悪魔Aの姿は俺以外には見えないから、普通に声を出して話したら、周囲には俺が独り言を言っているように見えるだろう。
奇異の目で見られるだろうから、それを避けるために、人目のある場所では念話で話すことにしたのだ。
『そうだ。初級の浮遊魔法だな』
答える悪魔A。
『便利だな……俺にも使えないのか、それ』
『涼介は人間だろう。基本的に魔法を使えるのは神や悪魔の眷属だけだ』
悪魔Aが言った。
なんだ、残念。
ため息をついた、そのとき。
からんっ。
金属音が響いた。
「ポイ捨てか……」
俺は前方の通行人をにらんだ。
三十歳前後くらいの女が飲んでいたジュースの缶を道端に放り捨てたのだ。
マナー最低だな、こいつ。。
「殺すか」
時限式のスキルを発動すれば、俺がいない場所で勝手に死んでくれるだろう。
『……待てよ。お前たち悪魔が直接手を下して、あいつを殺すことはできるのか?』
『「殺す」ことはできない。ある程度の「干渉」は可能だが』
悪魔Aが答えた。
ちなみに俺の傍には『証拠の隠滅』担当であるAと、『護衛』担当であるBが左右に付き従っている状態だ。

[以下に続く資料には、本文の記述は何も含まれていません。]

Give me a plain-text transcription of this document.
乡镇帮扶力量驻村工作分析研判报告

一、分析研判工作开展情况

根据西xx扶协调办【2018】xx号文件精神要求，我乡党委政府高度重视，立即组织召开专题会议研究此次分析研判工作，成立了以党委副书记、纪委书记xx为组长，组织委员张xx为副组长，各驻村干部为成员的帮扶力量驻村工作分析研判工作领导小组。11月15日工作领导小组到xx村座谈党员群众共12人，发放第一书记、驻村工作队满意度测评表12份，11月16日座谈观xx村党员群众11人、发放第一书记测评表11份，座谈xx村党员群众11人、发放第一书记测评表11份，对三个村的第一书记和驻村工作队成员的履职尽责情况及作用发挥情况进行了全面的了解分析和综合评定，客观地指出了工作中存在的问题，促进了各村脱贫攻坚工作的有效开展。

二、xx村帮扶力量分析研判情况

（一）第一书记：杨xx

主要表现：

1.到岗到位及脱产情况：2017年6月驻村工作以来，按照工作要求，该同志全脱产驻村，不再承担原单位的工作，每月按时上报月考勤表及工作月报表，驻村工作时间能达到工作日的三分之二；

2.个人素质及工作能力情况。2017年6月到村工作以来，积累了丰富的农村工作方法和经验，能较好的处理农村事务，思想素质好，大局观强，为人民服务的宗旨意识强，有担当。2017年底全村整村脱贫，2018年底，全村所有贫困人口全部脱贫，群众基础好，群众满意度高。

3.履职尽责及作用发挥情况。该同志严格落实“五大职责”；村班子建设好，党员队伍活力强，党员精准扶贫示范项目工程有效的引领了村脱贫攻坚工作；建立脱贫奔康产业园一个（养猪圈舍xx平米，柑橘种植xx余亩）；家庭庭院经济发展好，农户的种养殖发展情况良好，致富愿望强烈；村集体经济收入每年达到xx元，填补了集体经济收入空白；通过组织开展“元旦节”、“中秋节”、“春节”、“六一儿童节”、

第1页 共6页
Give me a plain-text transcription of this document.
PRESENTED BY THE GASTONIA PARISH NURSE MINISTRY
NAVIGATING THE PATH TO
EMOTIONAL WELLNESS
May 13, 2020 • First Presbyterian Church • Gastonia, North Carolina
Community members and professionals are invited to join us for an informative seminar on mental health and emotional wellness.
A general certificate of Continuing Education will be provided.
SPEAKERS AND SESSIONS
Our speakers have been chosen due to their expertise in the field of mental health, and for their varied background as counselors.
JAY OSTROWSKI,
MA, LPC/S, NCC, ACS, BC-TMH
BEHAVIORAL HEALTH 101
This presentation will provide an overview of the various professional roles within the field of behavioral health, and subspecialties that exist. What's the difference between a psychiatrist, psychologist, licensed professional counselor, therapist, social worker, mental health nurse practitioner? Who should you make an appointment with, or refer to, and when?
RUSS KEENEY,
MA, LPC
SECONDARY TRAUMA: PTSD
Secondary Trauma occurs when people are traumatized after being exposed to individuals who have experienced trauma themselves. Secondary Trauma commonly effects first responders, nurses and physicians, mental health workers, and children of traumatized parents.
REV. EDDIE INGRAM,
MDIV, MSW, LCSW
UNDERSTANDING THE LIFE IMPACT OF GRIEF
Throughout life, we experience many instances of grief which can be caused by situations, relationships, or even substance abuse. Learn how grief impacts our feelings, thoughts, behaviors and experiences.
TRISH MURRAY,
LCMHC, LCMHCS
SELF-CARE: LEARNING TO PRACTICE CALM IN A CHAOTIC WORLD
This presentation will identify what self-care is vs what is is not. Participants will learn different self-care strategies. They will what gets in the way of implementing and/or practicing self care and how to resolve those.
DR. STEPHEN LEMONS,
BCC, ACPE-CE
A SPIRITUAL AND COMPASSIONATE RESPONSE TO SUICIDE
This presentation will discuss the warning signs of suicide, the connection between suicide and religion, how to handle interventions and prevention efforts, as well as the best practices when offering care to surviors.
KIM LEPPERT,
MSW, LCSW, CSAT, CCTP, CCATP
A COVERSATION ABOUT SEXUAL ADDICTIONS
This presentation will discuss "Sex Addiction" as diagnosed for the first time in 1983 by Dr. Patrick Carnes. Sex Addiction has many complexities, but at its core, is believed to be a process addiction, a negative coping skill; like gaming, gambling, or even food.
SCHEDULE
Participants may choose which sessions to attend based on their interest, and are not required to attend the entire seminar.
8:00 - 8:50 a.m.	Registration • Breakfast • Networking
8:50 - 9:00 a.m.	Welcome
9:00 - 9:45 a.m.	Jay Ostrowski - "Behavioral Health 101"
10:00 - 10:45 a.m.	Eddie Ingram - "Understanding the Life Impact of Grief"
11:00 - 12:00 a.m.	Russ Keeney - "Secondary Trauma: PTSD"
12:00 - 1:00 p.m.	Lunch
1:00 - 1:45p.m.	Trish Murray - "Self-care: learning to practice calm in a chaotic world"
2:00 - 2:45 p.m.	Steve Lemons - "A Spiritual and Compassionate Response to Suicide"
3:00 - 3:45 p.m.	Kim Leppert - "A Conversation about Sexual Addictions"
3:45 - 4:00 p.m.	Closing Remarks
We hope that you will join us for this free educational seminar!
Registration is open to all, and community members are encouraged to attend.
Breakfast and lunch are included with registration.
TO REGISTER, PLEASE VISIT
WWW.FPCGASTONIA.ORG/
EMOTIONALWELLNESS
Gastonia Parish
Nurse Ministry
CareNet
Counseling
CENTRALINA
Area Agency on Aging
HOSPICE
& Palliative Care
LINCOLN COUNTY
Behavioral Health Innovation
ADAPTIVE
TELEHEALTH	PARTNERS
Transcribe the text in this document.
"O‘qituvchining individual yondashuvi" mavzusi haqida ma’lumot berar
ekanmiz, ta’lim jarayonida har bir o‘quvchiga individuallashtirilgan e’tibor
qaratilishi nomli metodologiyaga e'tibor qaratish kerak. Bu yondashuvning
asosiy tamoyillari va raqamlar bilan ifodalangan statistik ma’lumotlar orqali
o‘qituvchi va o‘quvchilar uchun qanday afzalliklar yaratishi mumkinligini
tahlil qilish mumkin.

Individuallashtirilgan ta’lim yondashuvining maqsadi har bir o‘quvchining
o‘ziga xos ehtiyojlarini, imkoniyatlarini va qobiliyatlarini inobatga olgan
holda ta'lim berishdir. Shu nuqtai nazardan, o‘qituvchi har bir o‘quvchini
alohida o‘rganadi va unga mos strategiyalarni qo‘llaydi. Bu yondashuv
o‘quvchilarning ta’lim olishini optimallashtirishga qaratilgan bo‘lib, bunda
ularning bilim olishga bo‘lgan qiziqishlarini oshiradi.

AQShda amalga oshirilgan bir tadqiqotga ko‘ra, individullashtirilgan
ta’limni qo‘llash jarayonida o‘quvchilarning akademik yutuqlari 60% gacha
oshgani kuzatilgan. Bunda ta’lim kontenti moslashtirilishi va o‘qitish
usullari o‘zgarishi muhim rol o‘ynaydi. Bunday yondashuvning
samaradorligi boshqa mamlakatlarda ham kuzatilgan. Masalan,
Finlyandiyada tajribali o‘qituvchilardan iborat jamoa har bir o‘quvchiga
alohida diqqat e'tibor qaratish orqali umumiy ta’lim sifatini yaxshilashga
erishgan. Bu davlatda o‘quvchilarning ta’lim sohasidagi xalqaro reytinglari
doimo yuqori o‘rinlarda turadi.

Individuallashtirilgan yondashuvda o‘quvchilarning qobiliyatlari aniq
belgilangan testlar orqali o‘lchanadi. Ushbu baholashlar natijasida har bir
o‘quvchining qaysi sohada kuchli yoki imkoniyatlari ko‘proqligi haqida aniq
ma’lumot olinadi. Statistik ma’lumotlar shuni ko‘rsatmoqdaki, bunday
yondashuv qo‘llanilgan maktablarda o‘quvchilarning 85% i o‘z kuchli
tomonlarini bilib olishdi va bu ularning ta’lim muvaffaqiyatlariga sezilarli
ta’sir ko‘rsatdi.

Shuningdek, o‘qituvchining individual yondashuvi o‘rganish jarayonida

残る『能力者の調査』担当のCは俺から離れて、町の周辺を見回っている。
能力者らしき者や、そいつが起こした事件などの痕跡を見つけたら、俺のところまで報告に戻ってくる手はずだが、基本的には俺から離れての行動になる。
俺はあらためて彼女を見つめた。
ちょうどこっちに向かって歩いてくる。
セミロングの黒髪に眼鏡、地味な印象の顔立ちだ。
「……けっこういい体してるし、色っぽいな」
地味な印象とエロい体つきとのギャップがそそる。
「――?」
彼女が俺に視線を向けた。
今の言葉が聞こえたんだろうか。
聞こえたなら、明らかなセクハラとして認識するだろうな。
「……ちっ」
案の定、不快そうな顔で舌打ちされた。
――ちょっとムカついた。
同時に、こいつを服従させてみたくなった。
ベッドの上で、な。
「しばらく『飼って』やるか」
すれ違いざまに、彼女の肩に軽く触れる。
「【強制】モード発動」
俺は彼女を自分の奴隷に変えるべく、一つの命令を与える――。